Thierry Berrod est un de ces documentaristes engagés, le genre de type qui prend des risques et les assume. C’est donc avec force, conviction et courage qu’il s’est lancé dans la Fabuleuse Histoire des excréments. Pour vous mettre au parfum, il est important de savoir qu’en une vie, un homme en produit environ 6 tonnes, qu’une personne de 70 ans a passé en moyenne six mois de son existence aux toilettes et un individu constipé, plus du double. Pourtant, malgré les faits, le sujet reste tabou. Fèces, étrons, selles, commissions, crottes, déjections, bronzes, colombins, cacas, merdes… sont autant de qualificatifs pour désigner nos productions gastriques. Toutefois, afin de ne pas offenser le spectateur, le réalisateur a pris soin d’utiliser un nom de code parfumé : la rose.

Dès le départ, les commentaires séduisent par leur bonne dose d’humour. En effet, en dépassant les interdits et en les observant de près, on note que nos excréments offrent une multitude d’informations : médicales avec notre équilibre physiologique, historiques en nous renseignant sur nos origines, technologiques en les utilisant comme énergie, matière première et même nourriture.En guise de préface, le premier épisode présente un florilège d’anecdotes. Le docteur Thierry Puy-Montbrun, proctologue de son métier, nous révèle un proverbe de sa composition : « Pétons joyeux, on vivra mieux. » Bah voyons. Joseph Pujol, le pétomane du Moulin Rouge des années 1940, prouve que l’on peut en faire un gagne-pain. On en apprend aussi de belles sur l’académie soviétique de médecine qui développa, sous Brejnev, la pilule du Kremlin, censée normaliser le transit des selles et purger les intestins.« Un vieux fantasme », explique le proctologue. S’ensuit la présentation du dieu japonais de la défécation. « Bien manger et bien déféquer est signe de bonne santé », explique une dévote. Inutile de tourner autour du pot.

Parmi ces morceaux choisis, farandole branquignolesque et fantasmatique, s’introduit le sérieux scientifique. A l’heure de l’explosion démographique et du Grenelle de l’environnement, le problème de la gestion des excréments se pose. Grosso modo, les grandes villes européennes souffrent d’un problème majeur, le traitement des eaux usées. Le coût est faramineux et l’impact environnemental énorme. Le gaspillage de l’eau potable devient problématique face au déclin des ressources naturelles. La chasse d’eau symbole de notre civilisation coprophobe est remise en cause par les écologistes.

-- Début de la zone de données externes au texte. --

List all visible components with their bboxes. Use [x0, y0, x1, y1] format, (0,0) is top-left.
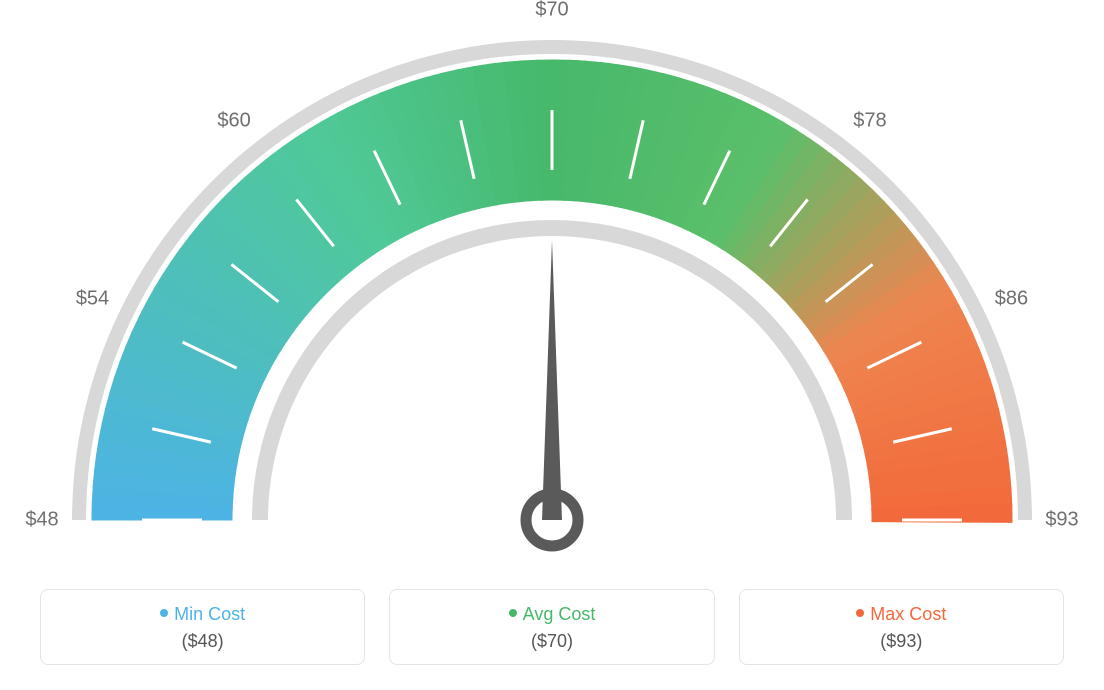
gauge-chart-container: $48 $54 $60 $70 $78 $86 $93 Min Cost ($48) Avg…: [0, 0, 1104, 690]
legend-card-min: Min Cost ($48): [40, 589, 365, 665]
legend-min-label: Min Cost: [174, 604, 245, 624]
legend-max-value: ($93): [750, 631, 1053, 652]
gauge-tick-label: $60: [217, 110, 250, 133]
legend-avg-title-row: Avg Cost: [400, 604, 703, 625]
legend-max-title-row: Max Cost: [750, 604, 1053, 625]
legend-row: Min Cost ($48) Avg Cost ($70) Max Cost (…: [40, 589, 1064, 665]
gauge-tick-label: $48: [25, 509, 58, 532]
gauge-tick-label: $93: [1045, 509, 1078, 532]
gauge-tick-label: $54: [76, 287, 109, 310]
legend-min-dot: [160, 609, 168, 617]
gauge-needle: [542, 240, 562, 520]
legend-max-dot: [856, 609, 864, 617]
gauge-tick-label: $86: [995, 287, 1028, 310]
legend-avg-value: ($70): [400, 631, 703, 652]
gauge-area: $48 $54 $60 $70 $78 $86 $93: [0, 0, 1104, 560]
legend-card-max: Max Cost ($93): [739, 589, 1064, 665]
legend-max-label: Max Cost: [870, 604, 946, 624]
legend-avg-dot: [509, 609, 517, 617]
gauge-tick-label: $78: [853, 110, 886, 133]
legend-min-value: ($48): [51, 631, 354, 652]
gauge-tick-label: $70: [535, 0, 568, 22]
legend-card-avg: Avg Cost ($70): [389, 589, 714, 665]
legend-min-title-row: Min Cost: [51, 604, 354, 625]
legend-avg-label: Avg Cost: [523, 604, 596, 624]
gauge-svg: [0, 0, 1104, 560]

Mais pas de bile à se faire, le documentaire n’est pas un pousse-au-suicide pour écolos convaincus. Les Japonais, toujours novateurs, nous prouvent l’impossible : le caca peut se révéler être une source considérable d’énergie. La société Biogaz propose ainsi de s’éclairer et de se chauffer grâce à la fermentation. A terme, l’entreprise promet de remplacer le pétrole de nos voitures. Comme le prônait la devise de Lavoisier : « Rien ne se perd, tout se transforme. »

Edit : Ce ne sont pas 6 millions de tonnes qui sont produites en une vie, mais « seulement » 6 tonnes.